Layer 7 pumps up security on XML gateway products

Layer 7 Technologies upgraded the operating system of its XML network appliances, adding features that let users apply consistent security policies across clusters of devices.

Layer 7 Technologies last week upgraded the operating system of its XML network appliances, adding features that let users apply consistent security policies across clusters of devices.

Layer 7 makes a family of XML gateway products that compete with similar XML processing devices from vendors such as DataPower (which IBM acquired last year), Forum Systems and Reactivity. Its flagship product is the SecureSpan XML Gateway, a security and network appliance that offloads the inspection and processing of XML traffic from application servers.

Among XML processing vendors, Layer 7 emphasizes policy management, says Ron Schmelzer, a senior analyst at research firm Zapthink. With the SecureSpan XML Gateway, users define content-screening policies to protect against malicious code, or establish rules laying out what’s required to validate the authority, for example, of an application requesting access to certain data.

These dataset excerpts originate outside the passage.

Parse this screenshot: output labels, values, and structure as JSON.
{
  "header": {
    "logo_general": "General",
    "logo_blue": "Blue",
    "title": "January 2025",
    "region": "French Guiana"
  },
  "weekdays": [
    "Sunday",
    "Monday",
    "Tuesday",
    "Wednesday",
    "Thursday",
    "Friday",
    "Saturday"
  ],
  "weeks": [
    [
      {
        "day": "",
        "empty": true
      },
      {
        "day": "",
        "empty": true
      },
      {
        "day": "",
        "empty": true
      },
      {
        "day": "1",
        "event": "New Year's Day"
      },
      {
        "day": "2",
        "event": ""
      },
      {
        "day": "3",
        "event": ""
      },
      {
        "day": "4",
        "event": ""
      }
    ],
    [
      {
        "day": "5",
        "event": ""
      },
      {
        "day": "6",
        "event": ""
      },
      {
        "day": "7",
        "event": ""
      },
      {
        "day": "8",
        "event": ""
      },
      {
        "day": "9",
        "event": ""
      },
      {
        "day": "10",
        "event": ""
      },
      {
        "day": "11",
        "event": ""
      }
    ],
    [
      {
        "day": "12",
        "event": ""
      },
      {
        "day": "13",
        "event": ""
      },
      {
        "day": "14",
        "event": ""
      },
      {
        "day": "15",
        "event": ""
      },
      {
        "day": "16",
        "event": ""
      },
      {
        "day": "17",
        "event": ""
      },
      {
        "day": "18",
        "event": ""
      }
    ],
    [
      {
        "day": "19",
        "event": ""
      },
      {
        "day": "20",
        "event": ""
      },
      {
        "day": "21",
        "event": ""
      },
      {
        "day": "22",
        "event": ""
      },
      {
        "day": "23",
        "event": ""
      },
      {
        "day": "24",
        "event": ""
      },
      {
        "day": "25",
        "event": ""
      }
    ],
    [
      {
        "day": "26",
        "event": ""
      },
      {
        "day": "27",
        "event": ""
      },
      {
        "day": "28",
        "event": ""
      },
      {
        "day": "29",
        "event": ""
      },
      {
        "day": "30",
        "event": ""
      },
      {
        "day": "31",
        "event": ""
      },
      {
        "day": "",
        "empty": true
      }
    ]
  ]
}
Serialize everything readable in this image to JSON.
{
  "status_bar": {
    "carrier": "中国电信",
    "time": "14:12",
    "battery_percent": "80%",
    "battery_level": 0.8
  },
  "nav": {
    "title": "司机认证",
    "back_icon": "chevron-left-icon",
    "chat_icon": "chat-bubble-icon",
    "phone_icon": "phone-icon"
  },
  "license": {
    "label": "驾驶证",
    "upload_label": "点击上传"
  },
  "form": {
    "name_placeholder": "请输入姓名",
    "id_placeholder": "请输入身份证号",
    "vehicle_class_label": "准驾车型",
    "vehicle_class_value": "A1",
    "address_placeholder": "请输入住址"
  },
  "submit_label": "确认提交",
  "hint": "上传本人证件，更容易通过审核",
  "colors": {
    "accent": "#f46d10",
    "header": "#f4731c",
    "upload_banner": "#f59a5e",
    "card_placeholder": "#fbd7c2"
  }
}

Version 3.5 of Layer 7’s Security operating system has features tuned for multidevice deployments. With the new devices, users replicate policies automatically and maintain session persistence across clusters, for example. In previous versions, users had to apply policies manually across multiple gateways.

“There was limited ability to do clustering, but it was very manual. Whenever you have manual configuration of devices in a cluster, you introduce management and security issues,” says Dimitri Sirota, vice president of marketing and alliances at Layer 7. For example, if policies were applied across devices inconsistently, a device with an outdated or missing rule might open a gap a hacker could exploit.

In addition, previous versions didn’t let users implement some Web services standards – such as the WS-Secure Conversation specification, which defines mechanisms for establishing and sharing security contexts – across a cluster because the devices weren’t able to support persistent sessions.

As XML firewalls and gateways become more popular, users are looking for scalability and manageability improvements, Schmelzer says. In particular, as XML specifications mature and become broadly deployed, users want to do more automated policy management across devices. “Before, the specs weren’t widely adopted, so configuration was all very application-proprietary. There wasn’t any exchangeable metadata,” Schmelzer says. “Now there is metadata that can be exchanged.”

Version 3.5 also adds tools for making configuration changes and monitoring XML traffic and device availability across multiple gateways. Users view traffic loads and track the performance of Web services, as well as feed the management data to third-party platforms from CA and HP, Sirota says.

Layer 7 displayed its retooled appliances with partner Tarari at Interop Las Vegas. The SecureSpan XML Gateway uses Tarari’s chips to accelerate certain XML processing steps. Layer 7 devices featuring the upgraded operating system start at $60,000.